NVRTC (Runtime Compilation)
NVRTC is a runtime compilation library for CUDA C++. It accepts CUDA C++ source code in character string form and creates handles that can be used to obtain the PTX. The PTX string generated by NVRTC can be loaded by cuModuleLoadData and cuModuleLoadDataEx, and linked with other modules by cuLinkAddData of the CUDA Driver API. This facility can often provide optimizations and performance not possible in a purely offline static compilation.
cuSOLVER
The API reference guide for cuSolver, the CUDA sparse matix library.

+ etc

4. Use standard compiler
5. Combine manual PTX writing and automatic translator CudaPAD https://www.codeproject.com/Articles/999744/CudaPAD

QuoteThis is a bit restrictive and there are aspects like managed memory
One of the options to find examples on C++  :icon_exclaim:

aw27

Quote from: TimoVJL on May 16, 2019, 07:42:36 PM
nvcc option --dryrun show it's usage
I have been using:
nvcc -ptx --machine 32 kernel.cu
or
nvcc -ptx --machine 64 kernel.cu

Quote from: Siekmanski on May 16, 2019, 07:44:33 PM
What if you use pixelshader code to do the calculations.
I feel sorry, I am not in a position to answer that question (the reason is igorance  :().
CUDA is not only about number crunching there are stunning  graphics samples.
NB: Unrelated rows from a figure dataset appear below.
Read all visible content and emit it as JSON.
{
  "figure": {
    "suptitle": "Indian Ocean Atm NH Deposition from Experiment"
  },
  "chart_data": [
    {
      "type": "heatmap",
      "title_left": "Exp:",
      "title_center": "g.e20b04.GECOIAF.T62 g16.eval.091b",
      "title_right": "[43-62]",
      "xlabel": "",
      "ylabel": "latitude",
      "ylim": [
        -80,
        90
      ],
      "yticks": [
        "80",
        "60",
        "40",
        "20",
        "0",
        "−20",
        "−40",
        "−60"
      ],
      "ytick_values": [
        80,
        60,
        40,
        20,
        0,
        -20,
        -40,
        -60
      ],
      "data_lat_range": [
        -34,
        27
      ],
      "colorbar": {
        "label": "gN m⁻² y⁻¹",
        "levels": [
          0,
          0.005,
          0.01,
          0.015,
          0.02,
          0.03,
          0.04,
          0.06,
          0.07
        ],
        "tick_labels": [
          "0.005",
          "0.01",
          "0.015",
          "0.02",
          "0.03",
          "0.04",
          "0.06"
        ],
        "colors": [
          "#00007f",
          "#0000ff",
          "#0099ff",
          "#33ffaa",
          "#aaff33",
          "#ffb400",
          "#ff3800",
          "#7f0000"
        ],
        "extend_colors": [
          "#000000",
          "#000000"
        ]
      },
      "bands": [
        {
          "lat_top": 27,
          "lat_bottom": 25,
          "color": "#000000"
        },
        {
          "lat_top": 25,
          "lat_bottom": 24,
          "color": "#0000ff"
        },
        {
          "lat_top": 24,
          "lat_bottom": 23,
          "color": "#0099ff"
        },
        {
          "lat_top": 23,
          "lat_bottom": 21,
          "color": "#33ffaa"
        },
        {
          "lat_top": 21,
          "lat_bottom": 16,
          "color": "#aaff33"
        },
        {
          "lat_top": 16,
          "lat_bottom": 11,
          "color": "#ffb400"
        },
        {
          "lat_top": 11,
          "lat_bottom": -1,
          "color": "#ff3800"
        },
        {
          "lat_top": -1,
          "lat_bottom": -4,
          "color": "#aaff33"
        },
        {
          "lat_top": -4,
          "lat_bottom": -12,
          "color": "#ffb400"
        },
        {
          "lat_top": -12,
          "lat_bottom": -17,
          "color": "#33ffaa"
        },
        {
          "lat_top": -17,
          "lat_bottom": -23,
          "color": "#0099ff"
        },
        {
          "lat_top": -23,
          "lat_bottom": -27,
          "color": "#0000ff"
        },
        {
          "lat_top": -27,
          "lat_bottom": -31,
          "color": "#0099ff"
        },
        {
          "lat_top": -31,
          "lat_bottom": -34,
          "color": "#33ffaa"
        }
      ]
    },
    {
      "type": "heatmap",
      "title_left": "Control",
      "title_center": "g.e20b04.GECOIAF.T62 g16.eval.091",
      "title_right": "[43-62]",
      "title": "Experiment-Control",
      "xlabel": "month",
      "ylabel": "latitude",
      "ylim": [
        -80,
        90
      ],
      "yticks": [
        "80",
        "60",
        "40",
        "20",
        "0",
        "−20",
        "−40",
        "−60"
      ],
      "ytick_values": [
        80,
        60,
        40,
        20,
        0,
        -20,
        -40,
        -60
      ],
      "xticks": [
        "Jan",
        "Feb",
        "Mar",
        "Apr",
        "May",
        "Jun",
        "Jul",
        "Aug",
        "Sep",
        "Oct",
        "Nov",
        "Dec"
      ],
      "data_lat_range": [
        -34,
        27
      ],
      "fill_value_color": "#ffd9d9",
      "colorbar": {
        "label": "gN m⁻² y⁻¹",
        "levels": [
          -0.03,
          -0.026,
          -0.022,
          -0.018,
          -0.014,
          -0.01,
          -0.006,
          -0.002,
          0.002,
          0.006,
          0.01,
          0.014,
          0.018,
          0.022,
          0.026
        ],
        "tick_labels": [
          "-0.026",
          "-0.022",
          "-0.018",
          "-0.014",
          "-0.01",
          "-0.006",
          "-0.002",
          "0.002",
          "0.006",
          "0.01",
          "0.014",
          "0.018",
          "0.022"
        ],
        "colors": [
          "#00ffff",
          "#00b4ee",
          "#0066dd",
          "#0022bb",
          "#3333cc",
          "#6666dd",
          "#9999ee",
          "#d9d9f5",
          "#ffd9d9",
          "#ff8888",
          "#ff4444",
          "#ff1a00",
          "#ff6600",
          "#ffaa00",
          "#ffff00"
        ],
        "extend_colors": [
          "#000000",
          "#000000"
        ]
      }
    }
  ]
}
However, concepts like pixel shaders are more related to specialized Graphics Engines like DirectX. CUDA can also play together with DirectX, there are samples for that.

@LiaoMi
Thank you LiaoMi. CUDA is a real Universe to explore.
BTW, OpenCL appears half dead - the NVidia samples I have seen are for VS 2008 and VS 2010.


aw27

I had the opportunity to solve the 20-queens problem using a Tesla V100. The time is about 1/3 of what I got previously. But a Tesla costs a fortune.  :sad:





Yeah, GPU-Z is broken, does not report that CUDA is available.

hutch--

My earlier version of GPUZ (1.16.0) reports on my now aging NVIDIA GeForce GTX 960 that OpenCL, CUDA, Physx and DirectCompute 5.0 are present.